Żołnierze jego już zajęli cały budynek, jedni wybijali strzelnice w okiennicach parteru od ulicy, inni w murze, otaczającym dziedziniec, górującym z tyłu nad łąkami.
Na tym to dziedzińcu, Delaherche i Weiss spotkali porucznika, usiłującego przebić wzrokiem mgłę poranną.
— Przeklęta mgła! — mruknął — nie można przecie bić się po omacku.
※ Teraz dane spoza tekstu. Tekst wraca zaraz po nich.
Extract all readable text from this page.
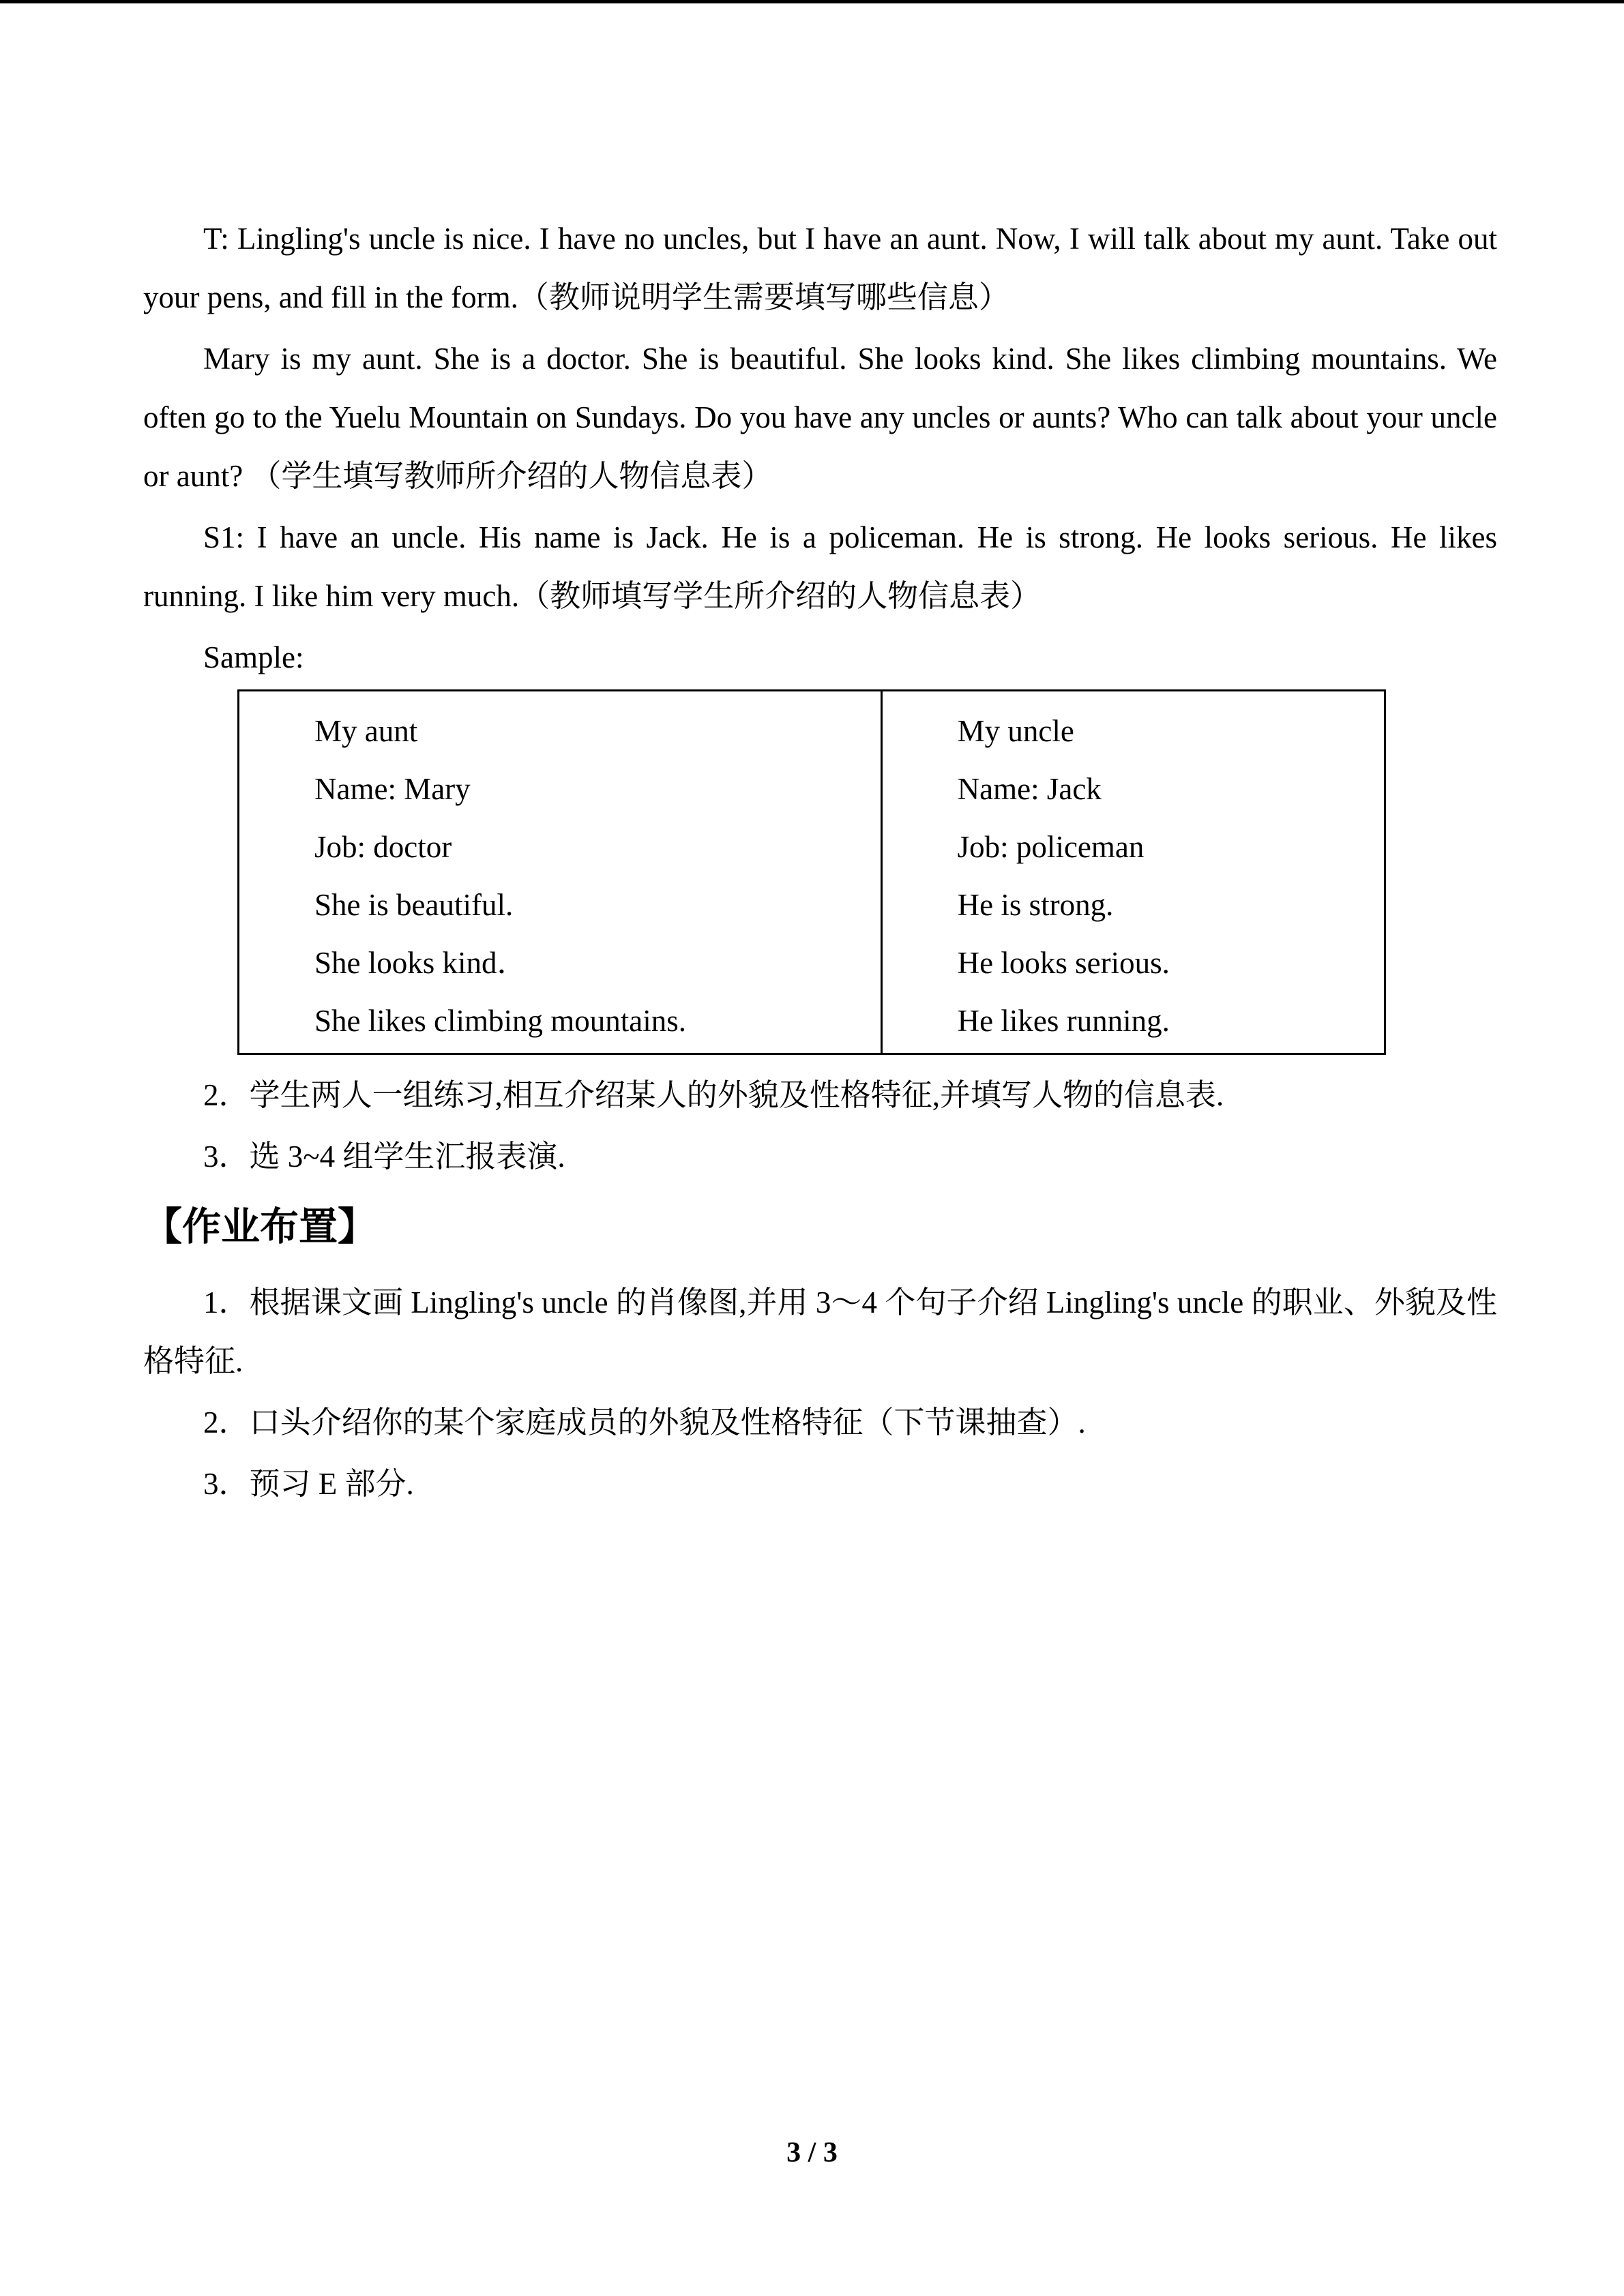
T: Lingling's uncle is nice. I have no uncles, but I have an aunt. Now, I will talk about my aunt. Take out your pens, and fill in the form.（教师说明学生需要填写哪些信息）

Mary is my aunt. She is a doctor. She is beautiful. She looks kind. She likes climbing mountains. We often go to the Yuelu Mountain on Sundays. Do you have any uncles or aunts? Who can talk about your uncle or aunt? （学生填写教师所介绍的人物信息表）

S1: I have an uncle. His name is Jack. He is a policeman. He is strong. He looks serious. He likes running. I like him very much.（教师填写学生所介绍的人物信息表）

Sample:

My aunt

Name: Mary

Job: doctor

She is beautiful.

She looks kind．

She likes climbing mountains.

My uncle

Name: Jack

Job: policeman

He is strong.

He looks serious.

He likes running.

2．学生两人一组练习,相互介绍某人的外貌及性格特征,并填写人物的信息表.

3．选 3~4 组学生汇报表演.

【作业布置】

1．根据课文画 Lingling's uncle 的肖像图,并用 3～4 个句子介绍 Lingling's uncle 的职业、外貌及性格特征.

2．口头介绍你的某个家庭成员的外貌及性格特征（下节课抽查）.

3．预习 E 部分.

3 / 3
Poczem, po chwili milczenia, spytał nagle:
— Jaki dzień dziś mamy?
— Środa — odrzekł Weiss.
— Prawda, środa... Niech dyabli wezmą, żyje się teraz tak, jakby świat nie istniał!
Ale w tej chwili, wśród huku dział nieustającego, wybuchnęła nagła palba karabinowa, na samym brzegu łąki, w odległości dwustu do trzystu metrów. I jak gdyby na scenie, słońce zajaśniało, mgła Mozy poszarpana na szczątki, niby muślin delikatny rozwiała się, niebo błękitne się ukazało, czyste jak łza. Zrobił się prześliczny poranek dnia letniego.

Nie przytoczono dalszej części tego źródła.